Requirement
In the last post, we have imported the CSV file and created a delta table in Databricks. In this post, we are extending the same exercise with the Partition. Partitioning is a very important concept when it comes to storing the data in tables. In this post, we are going to create a Delta table with Partition from the CSV file in Databricks.

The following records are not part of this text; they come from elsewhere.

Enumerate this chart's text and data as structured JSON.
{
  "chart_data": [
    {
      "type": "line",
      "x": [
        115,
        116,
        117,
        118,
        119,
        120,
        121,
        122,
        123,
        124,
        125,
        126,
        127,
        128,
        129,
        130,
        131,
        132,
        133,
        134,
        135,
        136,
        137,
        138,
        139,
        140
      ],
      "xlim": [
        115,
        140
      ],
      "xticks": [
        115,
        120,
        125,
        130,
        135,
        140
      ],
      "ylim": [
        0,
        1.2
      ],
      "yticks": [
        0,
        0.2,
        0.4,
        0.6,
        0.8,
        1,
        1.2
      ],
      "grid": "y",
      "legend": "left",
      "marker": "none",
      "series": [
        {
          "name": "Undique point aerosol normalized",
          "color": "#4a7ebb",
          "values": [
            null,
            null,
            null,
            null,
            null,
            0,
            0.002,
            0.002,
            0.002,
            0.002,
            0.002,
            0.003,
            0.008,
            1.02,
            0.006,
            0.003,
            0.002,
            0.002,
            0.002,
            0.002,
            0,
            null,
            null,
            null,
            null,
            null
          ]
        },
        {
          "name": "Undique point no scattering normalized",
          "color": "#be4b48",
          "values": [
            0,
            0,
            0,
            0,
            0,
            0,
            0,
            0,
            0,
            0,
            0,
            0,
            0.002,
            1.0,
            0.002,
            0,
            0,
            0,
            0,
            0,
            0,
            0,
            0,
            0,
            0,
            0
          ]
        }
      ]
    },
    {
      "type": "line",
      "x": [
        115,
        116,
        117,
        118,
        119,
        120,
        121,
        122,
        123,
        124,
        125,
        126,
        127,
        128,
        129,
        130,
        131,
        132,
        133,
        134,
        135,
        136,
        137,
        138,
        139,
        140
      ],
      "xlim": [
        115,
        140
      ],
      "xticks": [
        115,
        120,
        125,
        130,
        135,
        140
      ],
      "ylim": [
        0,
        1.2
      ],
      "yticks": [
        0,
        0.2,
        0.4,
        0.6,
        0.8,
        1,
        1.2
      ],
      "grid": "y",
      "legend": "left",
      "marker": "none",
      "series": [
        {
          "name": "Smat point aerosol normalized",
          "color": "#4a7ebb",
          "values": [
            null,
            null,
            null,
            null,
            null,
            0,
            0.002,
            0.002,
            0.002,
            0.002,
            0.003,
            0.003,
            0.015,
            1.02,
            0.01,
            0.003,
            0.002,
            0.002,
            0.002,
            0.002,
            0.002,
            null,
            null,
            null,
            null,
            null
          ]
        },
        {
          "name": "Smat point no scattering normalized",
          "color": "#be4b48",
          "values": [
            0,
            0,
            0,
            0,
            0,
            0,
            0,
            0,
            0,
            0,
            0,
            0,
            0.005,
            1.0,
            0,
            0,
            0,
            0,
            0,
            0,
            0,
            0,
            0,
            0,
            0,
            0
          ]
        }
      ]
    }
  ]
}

If you want to know more about the Partition, you can read Partitioning in Hive post.
Solution
Let’s use the same sample data:
empno | ename | designation | manager | hire_date | sal | deptno | location |
9369 | SMITH | CLERK | 7902 | 12/17/1980 | 800 | 20 | BANGALORE |
9499 | ALLEN | SALESMAN | 7698 | 2/20/1981 | 1600 | 30 | HYDERABAD |
9521 | WARD | SALESMAN | 7698 | 2/22/1981 | 1250 | 30 | PUNE |
9566 | TURNER | MANAGER | 7839 | 4/2/1981 | 2975 | 20 | MUMBAI |
9654 | MARTIN | SALESMAN | 7698 | 9/28/1981 | 1250 | 30 | CHENNAI |
9369 | SMITH | CLERK | 7902 | 12/17/1980 | 800 | 20 | KOLKATA |
Step 1: Load CSV in Dataframe
First of all, we have to read the data from the CSV file. Here is the code for the same:
%scala val file_location = "/FileStore/tables/emp_data1-3.csv" val df = spark.read.format("csv") .option("inferSchema", "true") .option("header", "true") .option("sep", ",") .load(file_location) display(df)
Step 2: Create Delta Table with Partition
Once the data is available in the dataframe, we can write the data directly in any existing or new table.
df.write.format("delta").partitionBy("location").saveAsTable(testdb.emp_partition_tbl)
Here, we have saved the data with delta format and partitioned by location.
Step 3: Check Partition in Table
Use the below command to check the partitions in the table:
%sql show partitions testdb.emp_partition_tbl
Wrapping Up
In this post, we have learned how to store dataframe data into a delta partition table. This demonstration was with the only partition.